In ’51 there were two methods open to them, said the report. One was to bribe the frontier guards and truck the oil across the New Territories and over the border. The other was taking it by ship, which meant bribing the harbour authorities.
An informant again: “Us Hakka know the sea. We find boat, three hundred tons, we rent. We fill with drums of oil, make false manifest and false destination. We reach international waters, run like hell for Amoy. Reds call us brother, profit one hundred percent. After a few runs we buy boat.”
“Where did the original money come from?” the interrogator demanded.
“Ritz
Ballroom” was the disconcerting answer. The Ritz was a high-class pick-up spot right down the King’s Road on the waterfront, said a footnote. Most of the girls were Shanghainese. The same footnote named members of the gang. Drake Ko was one.
“Drake Ko was very tough boy,” said a witness’s statement given in fine print in the appendix. “You don’t tell no fairy story to Drake Ko. He don’t like politician people one piece. Chiang Kai-shek. Mao. He say they all one person. He say he keen supporter of Chiang Mao-shek. One day Mr. Ko lead our gang.”
As to gangs, the investigation turned up nothing. It was a matter of history that Shanghai, by the time it fell to Mao in ’49, had emptied three-quarters of its underworld into Hong Kong; that the Red Gang and the Green Gang had fought enough battles over the Hong Kong protection rackets to make Chicago in the twenties look like child’s play. But not a witness could be found who admitted to knowing anything about gangs, triads, or any other criminal organisation.
Not surprisingly, by the time Saturday came round and Jerry was on his way to Happy Valley races, he possessed quite a detailed portrait of his quarry.

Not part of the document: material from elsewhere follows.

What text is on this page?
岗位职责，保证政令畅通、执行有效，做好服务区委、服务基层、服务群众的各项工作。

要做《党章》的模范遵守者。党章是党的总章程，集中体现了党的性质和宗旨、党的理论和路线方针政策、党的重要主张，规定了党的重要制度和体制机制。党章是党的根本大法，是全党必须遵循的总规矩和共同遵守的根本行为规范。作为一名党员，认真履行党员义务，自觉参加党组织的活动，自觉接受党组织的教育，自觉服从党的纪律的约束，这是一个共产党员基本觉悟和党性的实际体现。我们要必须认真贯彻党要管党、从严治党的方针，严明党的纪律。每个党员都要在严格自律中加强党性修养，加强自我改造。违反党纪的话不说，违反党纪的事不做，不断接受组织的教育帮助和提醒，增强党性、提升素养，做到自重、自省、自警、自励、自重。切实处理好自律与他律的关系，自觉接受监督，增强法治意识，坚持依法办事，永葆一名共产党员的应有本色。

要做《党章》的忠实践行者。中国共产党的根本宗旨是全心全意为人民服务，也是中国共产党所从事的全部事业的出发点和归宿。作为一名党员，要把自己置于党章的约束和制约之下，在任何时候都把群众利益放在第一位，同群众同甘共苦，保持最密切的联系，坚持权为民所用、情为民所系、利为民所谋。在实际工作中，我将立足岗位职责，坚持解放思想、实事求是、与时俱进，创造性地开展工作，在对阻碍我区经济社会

The taxi charged double because it was the races, and Jerry paid because he knew it was the form. He had told Craw he was going and Craw had not objected. He had brought Luke along for the ride, knowing that sometimes two are less conspicuous than one. He was nervous of bumping into Frost, because round-eye Hong Kong is a very small city indeed. At the main entrance, he telephoned the management to raise some influence, and in due course a Captain Grant appeared, a young official to whom Jerry explained that this was work: he was writing the place up for the comic.
Grant was a witty, elegant man who smoked Turkish cigarettes through a holder, and everything Jerry said seemed to amuse him in a fond, if rather remote way.